As I have many times before, I believe the discussion of any mass other than invariant mass is meaningless; it only works to add confusion to any matter in which it is discussed. It is not the 'mass' of a particle which actually increases (i.e. it doesn't get more massive) it is simply the momentum of the particle which increases faster than classically predicted.

 

[disregardthat]

So you mean that p=ma is not correct?
Momentum=mass*velocity

At large scales that is. So when the velocity is rising, the momentum is too, when the mass stays the same, but when you say the momentum is rising because of the high speeds comparable to light do you mean as another factour outside this equation, and not just velocity's effect on momentum?
Becasue if velocity rises, momentum does too, that is clear, but when velocity is c, the momentum is in relativity infinite, so that equation must be wrong.

 

[marlon]

Regardless of velocity, a photon will have zero mass.

$$m_r = \frac{m_0}{\sqrt{1 - v^2/c^2}}$$

$$m_r$$ is the relativistic mass, which increases with velocity [this is what your trying to say increases]. Now if $$m_0$$ is the rest mass, which is zero for a photon, the quotient would be zero. Therefore the relative mass of a photon is also zero and does not increase with velocity.

No, that's an incorrect conclusion. We need to v=c for the photon case and you will see that relativistic mass has no physical meaning in the case of a photon.

It is not the 'mass' of a particle which actually increases (i.e. it doesn't get more massive) it is simply the momentum of the particle which increases faster than classically predicted.

Exactly

marlon

 

[ranger]

Hi marlon, I'm kind of confused now. With regards to Hootenanny's reply which you quoted; strictly speaking of Momentum=mass*velocity or $$p = \frac{m_0v} {\sqrt{1 - v^2/c^2}}$$ won't the momentum be zero in both cases? Unless for situations like this, momentum is somehow found by inclusion of the wavelength as the particle has zero mass?

Edit: aw crap, looks like my latex formatting for relativistic momentum is messed up.

 

[Hootenanny]

Unless for situations like this, momentum is somehow found by inclusion of the wavelength as the particle has zero mass?

Exactly! The momentum of a photon is defined as $p = h/\lambda$ and can be derived from general energy expression $E = \sqrt{(pc)^2 +(mc^2)^2}$.

 

[marlon]

Hi marlon, I'm kind of confused now. With regards to Hootenanny's reply which you quoted; strictly speaking of Momentum=mass*velocity or $$p = \frac{m_0v} {\sqrt{1 - v^2/c^2}}$$ won't the momentum be zero in both cases?

Not in the case of a photon because you get 0/0, this formula does not apply to photons !

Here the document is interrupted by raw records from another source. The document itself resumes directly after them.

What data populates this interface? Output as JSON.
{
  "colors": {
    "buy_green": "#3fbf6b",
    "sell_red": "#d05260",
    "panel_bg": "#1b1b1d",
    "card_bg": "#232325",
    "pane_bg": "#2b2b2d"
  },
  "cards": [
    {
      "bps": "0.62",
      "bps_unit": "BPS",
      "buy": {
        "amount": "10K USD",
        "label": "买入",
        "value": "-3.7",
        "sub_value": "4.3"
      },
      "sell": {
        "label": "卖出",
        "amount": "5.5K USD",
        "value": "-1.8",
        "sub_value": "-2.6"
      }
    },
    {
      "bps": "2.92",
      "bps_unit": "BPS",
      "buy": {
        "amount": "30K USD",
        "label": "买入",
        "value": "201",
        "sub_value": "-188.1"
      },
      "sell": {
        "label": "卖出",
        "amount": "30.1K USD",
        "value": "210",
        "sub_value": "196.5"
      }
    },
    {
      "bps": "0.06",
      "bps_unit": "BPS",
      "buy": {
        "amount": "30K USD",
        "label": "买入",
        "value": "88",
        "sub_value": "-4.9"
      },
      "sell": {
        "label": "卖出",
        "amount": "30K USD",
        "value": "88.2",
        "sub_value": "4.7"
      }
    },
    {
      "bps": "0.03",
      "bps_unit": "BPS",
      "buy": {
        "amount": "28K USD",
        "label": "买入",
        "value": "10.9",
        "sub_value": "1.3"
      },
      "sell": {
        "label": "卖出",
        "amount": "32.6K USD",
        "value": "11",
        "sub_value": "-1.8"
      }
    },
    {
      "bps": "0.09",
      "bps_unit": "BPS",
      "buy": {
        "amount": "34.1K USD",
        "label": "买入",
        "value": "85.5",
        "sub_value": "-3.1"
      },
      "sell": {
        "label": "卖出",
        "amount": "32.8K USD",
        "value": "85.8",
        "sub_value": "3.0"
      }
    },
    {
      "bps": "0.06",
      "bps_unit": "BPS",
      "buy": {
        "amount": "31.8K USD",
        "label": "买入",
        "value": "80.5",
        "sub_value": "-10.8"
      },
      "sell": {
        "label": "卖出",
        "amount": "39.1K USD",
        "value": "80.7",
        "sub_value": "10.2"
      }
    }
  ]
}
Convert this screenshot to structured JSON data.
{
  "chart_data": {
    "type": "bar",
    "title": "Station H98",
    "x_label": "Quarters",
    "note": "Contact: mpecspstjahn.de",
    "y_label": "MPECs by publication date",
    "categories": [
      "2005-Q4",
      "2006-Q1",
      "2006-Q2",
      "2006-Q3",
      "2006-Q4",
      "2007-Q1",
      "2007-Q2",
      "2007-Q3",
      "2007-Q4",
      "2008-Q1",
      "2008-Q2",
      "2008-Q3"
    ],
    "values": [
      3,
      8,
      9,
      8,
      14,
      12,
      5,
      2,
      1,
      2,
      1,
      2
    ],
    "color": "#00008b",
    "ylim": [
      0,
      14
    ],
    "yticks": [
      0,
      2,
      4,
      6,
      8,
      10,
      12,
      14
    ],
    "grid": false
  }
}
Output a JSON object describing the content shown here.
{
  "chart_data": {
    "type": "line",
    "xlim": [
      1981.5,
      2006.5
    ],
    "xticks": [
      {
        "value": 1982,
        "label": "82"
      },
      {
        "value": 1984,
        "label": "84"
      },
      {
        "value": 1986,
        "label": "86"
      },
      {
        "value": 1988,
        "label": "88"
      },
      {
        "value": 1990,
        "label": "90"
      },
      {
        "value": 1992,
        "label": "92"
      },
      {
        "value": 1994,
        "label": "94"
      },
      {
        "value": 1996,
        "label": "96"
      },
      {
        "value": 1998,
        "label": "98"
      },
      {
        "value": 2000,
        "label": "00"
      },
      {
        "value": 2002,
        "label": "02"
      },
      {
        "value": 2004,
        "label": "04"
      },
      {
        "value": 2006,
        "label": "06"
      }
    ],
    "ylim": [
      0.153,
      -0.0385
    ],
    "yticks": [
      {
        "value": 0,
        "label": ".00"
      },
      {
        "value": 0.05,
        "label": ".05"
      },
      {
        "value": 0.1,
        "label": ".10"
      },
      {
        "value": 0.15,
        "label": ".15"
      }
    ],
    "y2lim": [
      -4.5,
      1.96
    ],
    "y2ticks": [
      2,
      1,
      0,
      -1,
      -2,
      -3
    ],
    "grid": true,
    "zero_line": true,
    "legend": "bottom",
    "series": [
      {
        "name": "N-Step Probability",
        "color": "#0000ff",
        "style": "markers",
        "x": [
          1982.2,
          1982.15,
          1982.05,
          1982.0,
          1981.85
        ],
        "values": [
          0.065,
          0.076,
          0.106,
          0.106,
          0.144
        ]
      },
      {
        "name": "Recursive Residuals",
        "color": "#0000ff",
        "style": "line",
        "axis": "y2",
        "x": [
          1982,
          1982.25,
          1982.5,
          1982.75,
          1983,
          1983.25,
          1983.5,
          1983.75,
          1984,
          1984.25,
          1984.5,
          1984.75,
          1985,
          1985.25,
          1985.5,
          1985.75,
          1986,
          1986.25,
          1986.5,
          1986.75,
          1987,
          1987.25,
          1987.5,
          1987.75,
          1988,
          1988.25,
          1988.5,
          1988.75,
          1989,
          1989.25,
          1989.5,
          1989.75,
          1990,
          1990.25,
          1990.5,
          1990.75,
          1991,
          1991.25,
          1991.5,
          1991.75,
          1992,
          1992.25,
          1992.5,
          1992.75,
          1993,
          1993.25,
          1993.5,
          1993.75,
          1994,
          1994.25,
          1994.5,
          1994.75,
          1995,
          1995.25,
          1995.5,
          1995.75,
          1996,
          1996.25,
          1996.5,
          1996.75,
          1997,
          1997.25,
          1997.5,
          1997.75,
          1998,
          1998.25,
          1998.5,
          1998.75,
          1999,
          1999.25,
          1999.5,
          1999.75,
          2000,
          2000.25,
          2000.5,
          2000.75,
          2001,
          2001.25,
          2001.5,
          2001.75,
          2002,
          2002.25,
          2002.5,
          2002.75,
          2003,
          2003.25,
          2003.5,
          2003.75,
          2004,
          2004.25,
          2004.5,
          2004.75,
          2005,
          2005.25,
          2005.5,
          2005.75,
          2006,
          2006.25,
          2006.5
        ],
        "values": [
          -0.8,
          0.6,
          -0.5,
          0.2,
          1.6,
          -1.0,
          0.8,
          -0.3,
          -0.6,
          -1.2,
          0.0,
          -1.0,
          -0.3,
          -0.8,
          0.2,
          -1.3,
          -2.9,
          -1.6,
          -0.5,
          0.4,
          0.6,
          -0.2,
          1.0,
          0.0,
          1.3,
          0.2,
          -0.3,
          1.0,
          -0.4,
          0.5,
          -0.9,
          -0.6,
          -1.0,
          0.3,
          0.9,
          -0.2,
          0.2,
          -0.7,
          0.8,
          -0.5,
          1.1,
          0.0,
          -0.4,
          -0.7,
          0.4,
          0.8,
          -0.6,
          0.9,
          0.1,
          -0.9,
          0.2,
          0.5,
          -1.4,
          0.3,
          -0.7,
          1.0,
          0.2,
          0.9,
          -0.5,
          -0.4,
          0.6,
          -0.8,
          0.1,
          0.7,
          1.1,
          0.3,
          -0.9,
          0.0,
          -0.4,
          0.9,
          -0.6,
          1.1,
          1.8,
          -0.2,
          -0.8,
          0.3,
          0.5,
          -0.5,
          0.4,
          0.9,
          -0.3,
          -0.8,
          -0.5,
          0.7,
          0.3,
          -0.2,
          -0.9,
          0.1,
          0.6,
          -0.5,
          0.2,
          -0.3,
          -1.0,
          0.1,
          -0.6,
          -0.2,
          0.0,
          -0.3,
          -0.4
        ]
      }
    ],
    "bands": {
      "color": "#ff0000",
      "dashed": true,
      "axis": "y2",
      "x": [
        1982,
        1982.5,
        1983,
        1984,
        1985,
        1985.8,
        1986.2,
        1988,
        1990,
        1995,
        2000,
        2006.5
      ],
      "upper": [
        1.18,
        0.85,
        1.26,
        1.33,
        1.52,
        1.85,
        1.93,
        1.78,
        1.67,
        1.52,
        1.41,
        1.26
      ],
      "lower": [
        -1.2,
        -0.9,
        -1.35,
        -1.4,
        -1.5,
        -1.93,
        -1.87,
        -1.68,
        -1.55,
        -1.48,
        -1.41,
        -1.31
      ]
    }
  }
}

Unless for situations like this, momentum is somehow found by inclusion of the wavelength as the particle has zero mass?

Edit: aw crap, looks like my latex formatting for relativistic momentum is messed up.

Correctly. Hootenanny answered this question perfectly so i can only quote it to be clear :

Exactly! The momentum of a photon is defined as $p = h/\lambda$ and can be derived from general energy expression $E = \sqrt{(pc)^2 +(mc^2)^2}$.

marlon

 

[vivesdn]

As I have many times before, I believe the discussion of any mass other than invariant mass is meaningless; it only works to add confusion to any matter in which it is discussed. It is not the 'mass' of a particle which actually increases (i.e. it doesn't get more massive) it is simply the momentum of the particle which increases faster than classically predicted.

I've recently read an article that states exactly the opposite. Energy and mass are the same thing, just related by a factor (c^2).
According to this view, the relation of kynetic energy to total energy is a value between 0 an 1, given by 1-(1-v^2/c^2)^1/2. So, if you move at c, all your energy is kynetic energy. So mass at rest has no meaning for a photon as you'll never see a photon not moving at c.